OLG Innsbruck: Kein automatischer Anspruch auf Schadenersatz bei DSGVO-Verletzung

Mehr als einenhalb Jahre nach Inkrafttreten der DSGVO klären sich immer mehr offene Fragen zu diesem Thema. So hat jüngst das Oberlandesgericht Innsbruck in einem Verfahren gegen die österreichische Post entschieden, dass ein Verstoß gegen die DSGVO nicht zwingend mit einem Anspruch auf Schadenersatz seitens der betroffenen Person einhergeht. Verletzungen der DSGVO können natürlich Ursache für Schadenersatzansprüche sein, diese aber allein noch nicht begründen. Außerdem ist der durch den Verstoß entstandene Schaden ausreichend zu behaupten und zu beweisen.
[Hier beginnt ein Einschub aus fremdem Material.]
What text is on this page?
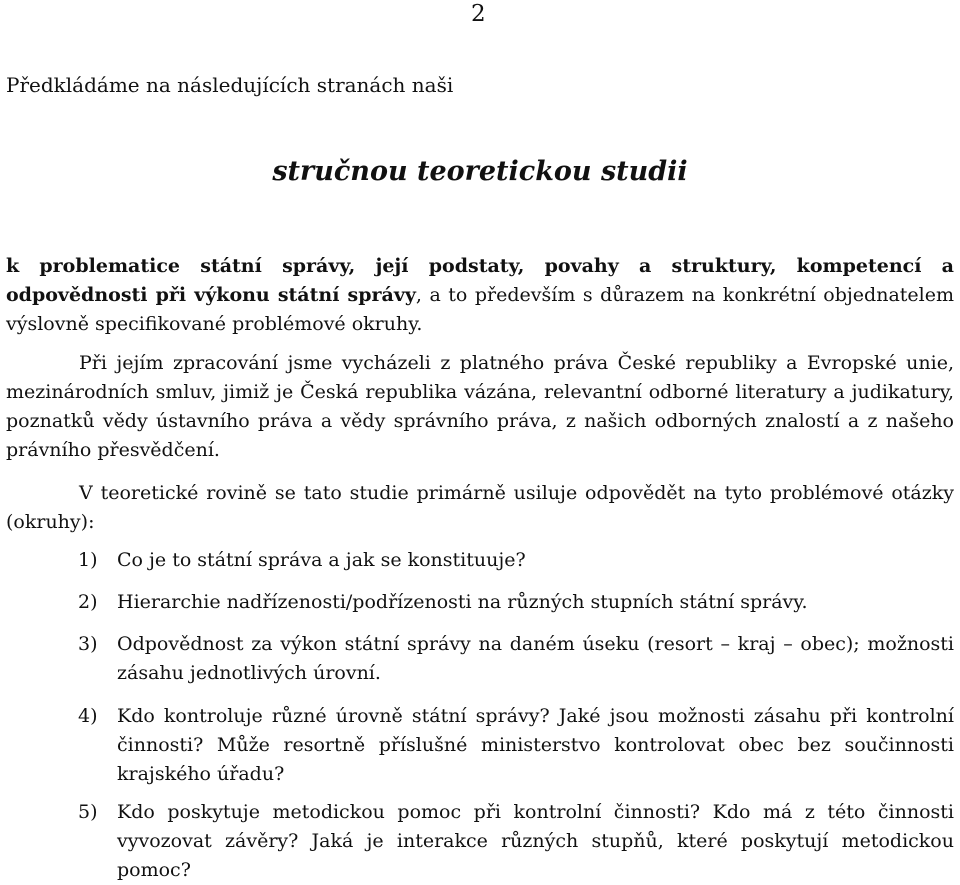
2
Předkládáme na následujících stranách naši
stručnou teoretickou studii
k problematice státní správy, její podstaty, povahy a struktury, kompetencí a odpovědnosti při výkonu státní správy, a to především s důrazem na konkrétní objednatelem výslovně specifikované problémové okruhy.

Při jejím zpracování jsme vycházeli z platného práva České republiky a Evropské unie, mezinárodních smluv, jimiž je Česká republika vázána, relevantní odborné literatury a judikatury, poznatků vědy ústavního práva a vědy správního práva, z našich odborných znalostí a z našeho právního přesvědčení.

V teoretické rovině se tato studie primárně usiluje odpovědět na tyto problémové otázky (okruhy):

1) Co je to státní správa a jak se konstituuje?
2) Hierarchie nadřízenosti/podřízenosti na různých stupních státní správy.
3) Odpovědnost za výkon státní správy na daném úseku (resort – kraj – obec); možnosti zásahu jednotlivých úrovní.
4) Kdo kontroluje různé úrovně státní správy? Jaké jsou možnosti zásahu při kontrolní činnosti? Může resortně příslušné ministerstvo kontrolovat obec bez součinnosti krajského úřadu?
5) Kdo poskytuje metodickou pomoc při kontrolní činnosti? Kdo má z této činnosti vyvozovat závěry? Jaká je interakce různých stupňů, které poskytují metodickou pomoc?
Beklagte Partei war die österreichische Post AG. Diese hatte wegen ihres datenschutzwidrigen Werbe-Profilings für Aufsehen gesorgt. Dabei wurden anhand der vorhandenen Kundendaten (Wohnsitz, Geschlecht, Alter, Bildung, etc.) Statistiken bezüglich Kaufverhalten und Parteiaffinität erstellt. Für diese DSGVO-Verletzung wurde die Post zu einer Verwaltungsstrafe von 18 Millionen Euro verurteilt. Dieses Urteil ist jedoch noch nicht rechtskräftig, die Post AG will dagegen berufen. Mehr dazu unter: https://www.diepresse.com/5713847/post-in-datenskandal-zu-18-millionen-euro-strafe-verurteilt

Ein von diesem Werbe-Profiling betroffener vorarlberger Rechtsanwalt klagte daraufhin die Post auf Schadenersatz. Ihm sei durch die Errechnung und Speicherung seiner Parteiäffinität ein immaterieller Schaden entstanden. Das Bezirksgericht gab dem Kläger zwar Recht, jedoch scheiterte er jüngst in der zweiten Instanz. Das OLG Innsbruck sprach aus, dass der Kläger den ihm entstandenen immateriellen Schaden nicht ausreichend behauptet und bewiesen hat.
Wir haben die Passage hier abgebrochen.